CLAB/openshift-config ~ $ oc get csv -n te1690b-test
NAME DISPLAY VERSION REPLACES PHASE
amqstreams.v2.3.0-3 AMQ Streams 2.3.0-3 amqstreams.v2.3.0-2 Succeeded
custom-metrics-autoscaler.v2.8.2-174 Custom Metrics Autoscaler 2.8.2-174 custom-metrics-autoscaler.v2.7.1 Succeeded
devworkspace-operator.v0.20.0 DevWorkspace Operator 0.20.0 devworkspace-operator.v0.19.1-0.1682321189.p Succeeded
eap-operator.v2.3.10 JBoss EAP 2.3.10 eap-operator.v2.3.9 Succeeded
elasticsearch-operator.v5.6.5 OpenShift Elasticsearch Operator 5.6.5 elasticsearch-operator.v5.6.4 Succeeded
must-gather-operator.v1.1.2 Must Gather Operator 1.1.2 must-gather-operator.v1.1.1 Succeeded
openshift-gitops-operator.v1.7.4 Red Hat OpenShift GitOps 1.7.4 openshift-gitops-operator.v1.7.3 Succeeded
red-hat-camel-k-operator.v1.10.0-0.1682325781.p Red Hat Integration - Camel K 1.10.0+0.1682325781.p red-hat-camel-k-operator.v1.8.2-0.1675913507.p Succeeded
rhacs-operator.v3.74.3 Advanced Cluster Security for Kubernetes 3.74.3 rhacs-operator.v3.74.2 Succeeded
service-registry-operator.v2.1.5 Red Hat Integration - Service Registry Operator 2.1.5 service-registry-operator.v2.1.4 Succeeded
web-terminal.v1.7.0-0.1682321121.p Web Terminal 1.7.0+0.1682321121.p web-terminal.v1.6.0 Succeeded
I will close this ticket.
FYI - Looks like copied CSVs will be on user's web console even though it's been disabled on OCP4.13.

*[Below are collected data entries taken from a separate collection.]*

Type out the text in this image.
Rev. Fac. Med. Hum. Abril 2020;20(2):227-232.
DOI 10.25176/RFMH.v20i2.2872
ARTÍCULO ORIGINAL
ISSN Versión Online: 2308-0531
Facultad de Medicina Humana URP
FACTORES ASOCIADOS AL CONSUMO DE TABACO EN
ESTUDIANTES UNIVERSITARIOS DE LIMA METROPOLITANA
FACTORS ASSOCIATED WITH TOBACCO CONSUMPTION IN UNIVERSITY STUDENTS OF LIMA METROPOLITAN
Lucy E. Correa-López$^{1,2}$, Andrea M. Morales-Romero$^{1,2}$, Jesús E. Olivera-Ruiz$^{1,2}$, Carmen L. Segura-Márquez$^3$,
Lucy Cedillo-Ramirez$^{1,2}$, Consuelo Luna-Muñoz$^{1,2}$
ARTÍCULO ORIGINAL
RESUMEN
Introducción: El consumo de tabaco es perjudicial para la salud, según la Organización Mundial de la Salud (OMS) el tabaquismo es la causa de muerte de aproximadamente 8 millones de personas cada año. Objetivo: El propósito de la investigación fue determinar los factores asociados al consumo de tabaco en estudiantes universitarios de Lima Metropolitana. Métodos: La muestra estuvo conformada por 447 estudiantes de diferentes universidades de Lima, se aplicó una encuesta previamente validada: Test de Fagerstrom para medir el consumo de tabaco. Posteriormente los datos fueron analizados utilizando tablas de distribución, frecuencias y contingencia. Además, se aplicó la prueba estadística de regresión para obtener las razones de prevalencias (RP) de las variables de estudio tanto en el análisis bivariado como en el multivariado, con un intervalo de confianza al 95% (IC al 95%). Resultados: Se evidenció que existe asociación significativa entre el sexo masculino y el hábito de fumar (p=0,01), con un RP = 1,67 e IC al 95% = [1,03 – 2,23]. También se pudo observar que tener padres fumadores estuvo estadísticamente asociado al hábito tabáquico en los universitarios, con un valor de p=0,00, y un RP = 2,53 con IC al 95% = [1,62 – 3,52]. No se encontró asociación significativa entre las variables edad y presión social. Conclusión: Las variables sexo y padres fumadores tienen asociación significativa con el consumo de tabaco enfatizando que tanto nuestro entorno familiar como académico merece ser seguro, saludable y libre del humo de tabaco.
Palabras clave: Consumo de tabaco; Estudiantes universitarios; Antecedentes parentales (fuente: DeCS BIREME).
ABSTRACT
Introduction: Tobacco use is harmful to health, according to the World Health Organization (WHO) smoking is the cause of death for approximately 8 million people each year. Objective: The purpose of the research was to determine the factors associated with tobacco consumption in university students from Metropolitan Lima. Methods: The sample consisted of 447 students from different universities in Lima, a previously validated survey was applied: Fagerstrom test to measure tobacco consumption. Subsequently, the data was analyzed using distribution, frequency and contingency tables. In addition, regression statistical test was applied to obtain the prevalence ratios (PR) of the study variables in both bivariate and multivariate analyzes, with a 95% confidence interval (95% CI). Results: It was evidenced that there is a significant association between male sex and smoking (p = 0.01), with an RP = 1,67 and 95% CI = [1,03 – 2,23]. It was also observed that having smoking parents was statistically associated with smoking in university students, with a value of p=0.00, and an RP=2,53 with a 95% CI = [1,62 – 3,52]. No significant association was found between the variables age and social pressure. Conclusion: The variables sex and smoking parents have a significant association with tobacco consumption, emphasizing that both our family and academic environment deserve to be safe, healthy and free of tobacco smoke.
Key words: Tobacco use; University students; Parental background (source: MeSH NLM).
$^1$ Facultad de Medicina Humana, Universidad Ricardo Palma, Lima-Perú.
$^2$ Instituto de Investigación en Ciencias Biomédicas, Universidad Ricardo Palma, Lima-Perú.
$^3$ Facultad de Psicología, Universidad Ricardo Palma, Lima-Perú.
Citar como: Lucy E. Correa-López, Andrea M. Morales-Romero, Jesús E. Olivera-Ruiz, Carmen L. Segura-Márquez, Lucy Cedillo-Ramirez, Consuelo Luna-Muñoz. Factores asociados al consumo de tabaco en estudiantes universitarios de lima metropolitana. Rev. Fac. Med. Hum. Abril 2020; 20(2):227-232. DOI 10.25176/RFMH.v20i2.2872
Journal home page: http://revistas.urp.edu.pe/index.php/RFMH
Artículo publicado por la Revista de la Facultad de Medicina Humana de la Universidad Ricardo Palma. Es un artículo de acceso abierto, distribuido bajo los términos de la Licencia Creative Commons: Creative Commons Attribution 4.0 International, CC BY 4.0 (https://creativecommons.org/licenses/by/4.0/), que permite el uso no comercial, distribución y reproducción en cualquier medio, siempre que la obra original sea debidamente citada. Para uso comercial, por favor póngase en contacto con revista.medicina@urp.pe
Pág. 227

When copied CSVs are disabled by a cluster administrator, the web console is modified to show copied CSVs from the openshift namespace in every namespace for regular users, even though the CSVs are not actually copied to every namespace. This allows regular users to still be able to view the details of these Operators in their namespaces and create custom resources (CRs) brought in by globally installed Operators.
Reopened this issue. We will try this again after the OCP 4.13 upgrade.

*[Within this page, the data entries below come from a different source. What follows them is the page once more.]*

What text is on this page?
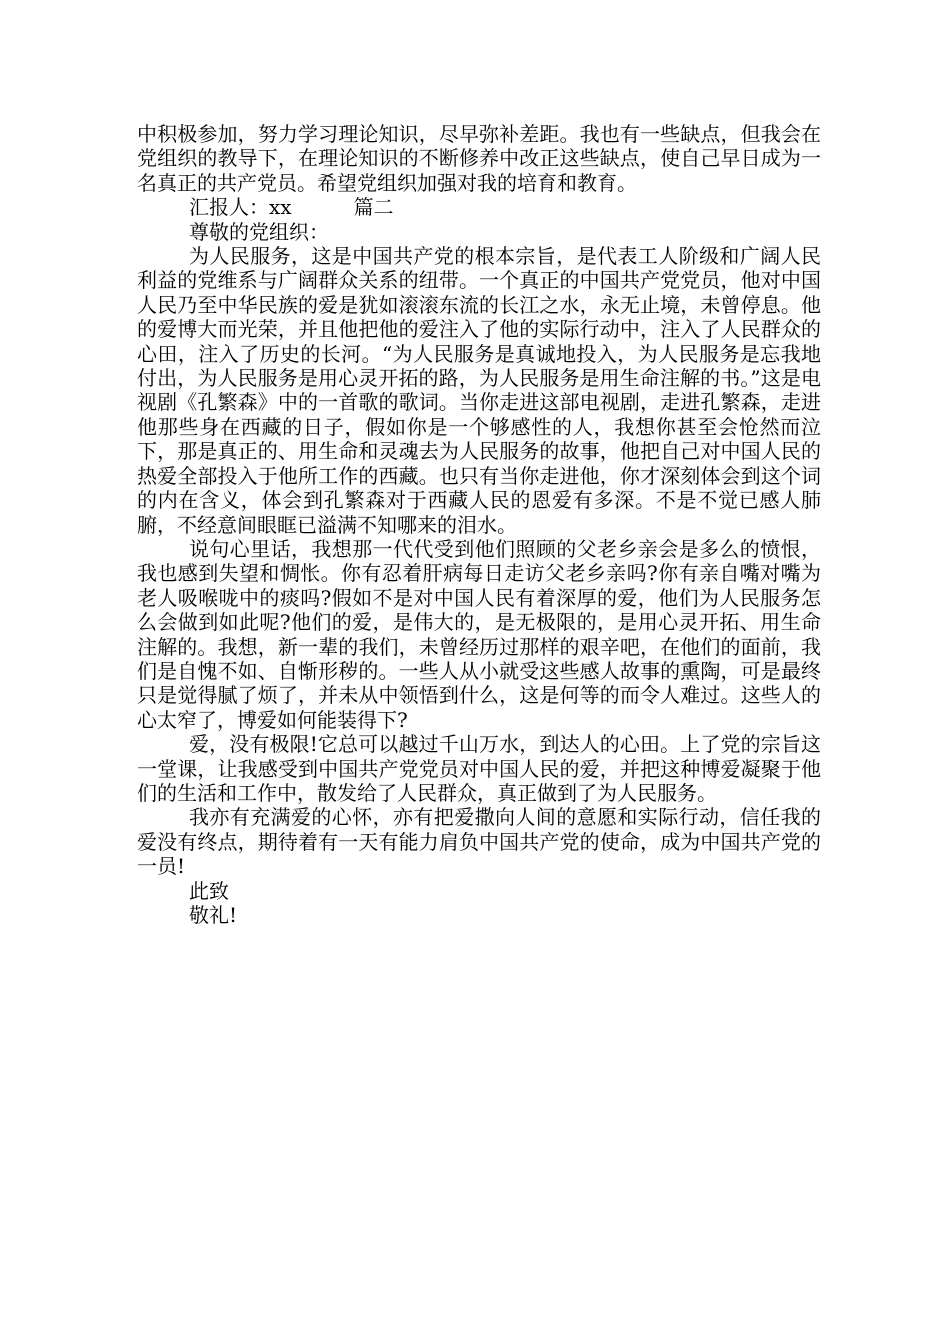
中积极参加，努力学习理论知识，尽早弥补差距。我也有一些缺点，但我会在党组织的教导下，在理论知识的不断修养中改正这些缺点，使自己早日成为一名真正的共产党员。希望党组织加强对我的培育和教育。

汇报人：xx	篇二

尊敬的党组织：

为人民服务，这是中国共产党的根本宗旨，是代表工人阶级和广阔人民利益的党维系与广阔群众关系的纽带。一个真正的中国共产党党员，他对中国人民乃至中华民族的爱是犹如滚滚东流的长江之水，永无止境，未曾停息。他的爱博大而光荣，并且他把他的爱注入了他的实际行动中，注入了人民群众的心田，注入了历史的长河。“为人民服务是真诚地投入，为人民服务是忘我地付出，为人民服务是用心灵开拓的路，为人民服务是用生命注解的书。”这是电视剧《孔繁森》中的一首歌的歌词。当你走进这部电视剧，走进孔繁森，走进他那些身在西藏的日子，假如你是一个够感性的人，我想你甚至会怆然而泣下，那是真正的、用生命和灵魂去为人民服务的故事，他把自己对中国人民的热爱全部投入于他所工作的西藏。也只有当你走进他，你才深刻体会到这个词的内在含义，体会到孔繁森对于西藏人民的恩爱有多深。不是不觉已感人肺腑，不经意间眼眶已溢满不知哪来的泪水。

说句心里话，我想那一代代受到他们照顾的父老乡亲会是多么的愤恨，我也感到失望和惆怅。你有忍着肝病每日走访父老乡亲吗?你有亲自嘴对嘴为老人吸喉咙中的痰吗?假如不是对中国人民有着深厚的爱，他们为人民服务怎么会做到如此呢?他们的爱，是伟大的，是无极限的，是用心灵开拓、用生命注解的。我想，新一辈的我们，未曾经历过那样的艰辛吧，在他们的面前，我们是自愧不如、自惭形秽的。一些人从小就受这些感人故事的熏陶，可是最终只是觉得腻了烦了，并未从中领悟到什么，这是何等的而令人难过。这些人的心太窄了，博爱如何能装得下?

爱，没有极限!它总可以越过千山万水，到达人的心田。上了党的宗旨这一堂课，让我感受到中国共产党党员对中国人民的爱，并把这种博爱凝聚于他们的生活和工作中，散发给了人民群众，真正做到了为人民服务。

我亦有充满爱的心怀，亦有把爱撒向人间的意愿和实际行动，信任我的爱没有终点，期待着有一天有能力肩负中国共产党的使命，成为中国共产党的一员!

此致

敬礼!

Has been disabled in Silver due to performance issues. Will re-attempt doing in all clusters with 4.13 upgrade in January.
Describe the issue https://docs.openshift.com/container-platform/4.10/release_notes/ocp-4-10-release-notes.html#ocp-4-10-copied-csvs
Discuss this with Matt and investigate if we should implement this in our clusters.
What is the Value/Impact? Improved performance of the API/ETCD in large clusters like Silver
What is the plan? How will this get completed? Read the docs, discuss implementation with Matt, test in LAB, document how to implement on PROD clusters during the upgrade
Identify any dependencies OCP 4.10 upgrade in CLAB
Definition of done CSVs disabled in lab and steps documented, or comment here why we wont use this feature.